The music’s direct call to the listener’s utopian unconscious can also be found on the track “Left Hand of Darkness”, which is named after a Ursula K. LeGuin science fiction novel about the League of All Worlds. This tune is full of squiggles and strange electronic noises. Taylor uses the vibraphone as a percussion instrument even as he pounds the drums, although he is always careful about hitting the right notes. There is a lot of empty gaps between the sounds that connote the outer space scenario of the title, in addition to something that might be called happy noises—rhythmic bleeps that just resonate and echo throughout the song. The effect is magical.
The album was recorded at Rocha Studios in Sao Paulo, Brazil and several songs have a tropical feel, especially “Hermato”, a song presumably in tribute to the great Brazilian composer Hermeto Pascoal. Pascoal was known for using unconventional objects as musical instruments, items such as teapots and toys in addition to babbling brooks and singing into a cup while one’s mouth was half-filled with water. The Chicago Underground Duo’s tune seems to utilize the wind and simple phrases on the keyboard looped and repeated to create an atmosphere of childlike joy and innocence.
Yet these descriptions of the album overlook the fact of Mazurek and Taylor’s virtuosity. The compositions have a structure, and the players improvise. Mazurek can create otherworldly sonics one minute, and then blow a traditional jazz line on his horn. Taylor can pound like a monster for long stretches, and then just keep a gentle back beat. Their performances all depends on the moods and merits of the song.
For example, on the one cover, Ornette Coleman’s “Broken Shadow”, the duo remain in tight sync with each other (what Joe Zawinul called the “nobody solos, everybody solos” contradiction found at the heart of Coleman’s compositions). Taylor keeps the pulse. Mazurek explores various riffs and melodies.
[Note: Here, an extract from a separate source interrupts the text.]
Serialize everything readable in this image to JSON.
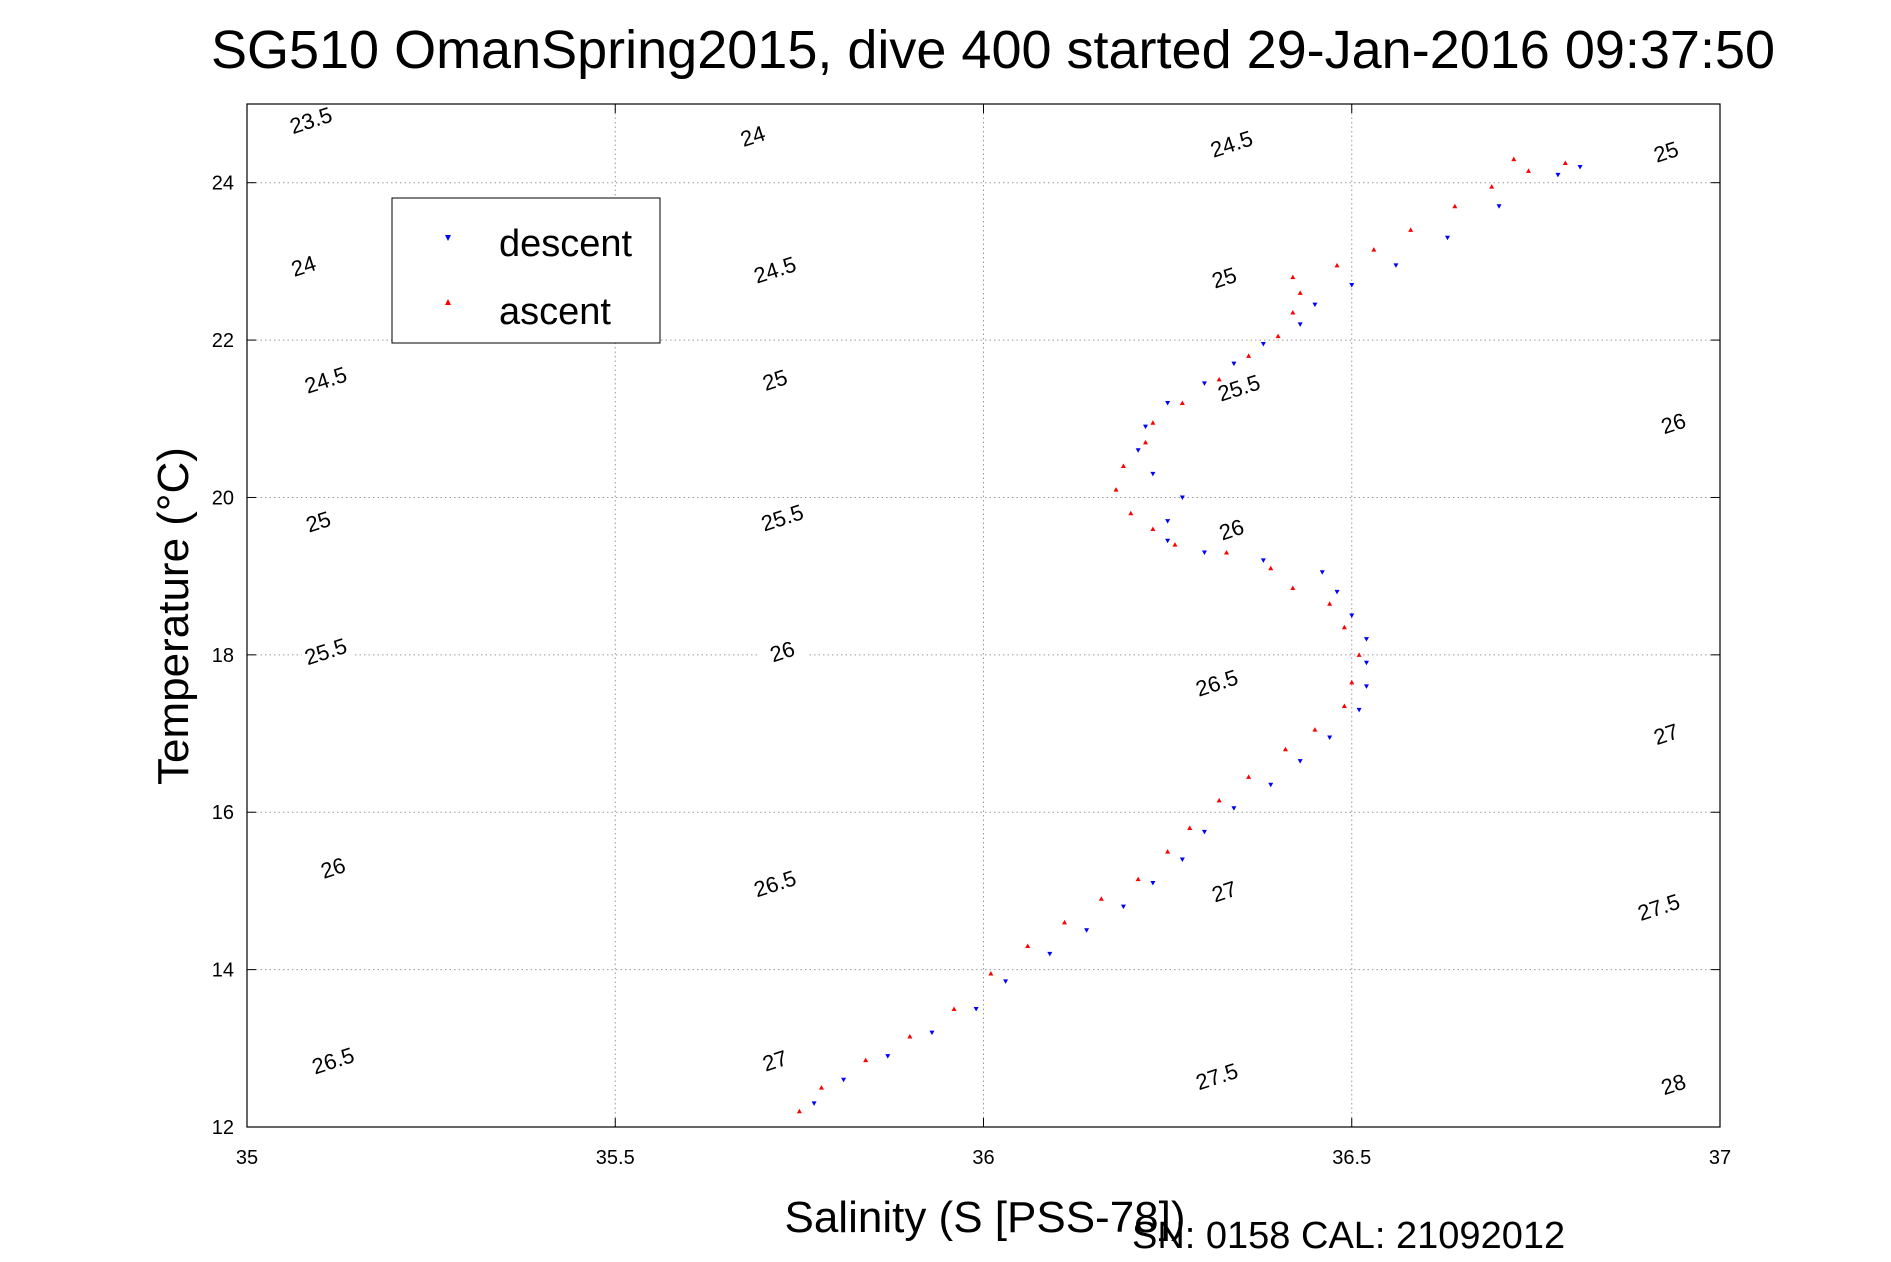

The pace and tension builds but never climaxes, just sort of ebbs and flows, as the players get more and more intense over the 7-plus minute piece. When the music starts to fade, it’s like a ghost has left the room. Something is missing, but you were never quite sure what exactly was there in the first place.
The Chicago Underground Duo are on Thrill Jockey, a label known for eccentric rock bands like Tortoise, The Fiery Furnaces, and Bobby Conn, more than jazz. Some purists may wonder if this extraordinary music is really jazz, but at its weird and wonderful heart, Boca Negra belongs to the tradition of Sun Ra, Miles Davis’ Bitches Brew and other fine jazz works from that weird and wonderful tradition.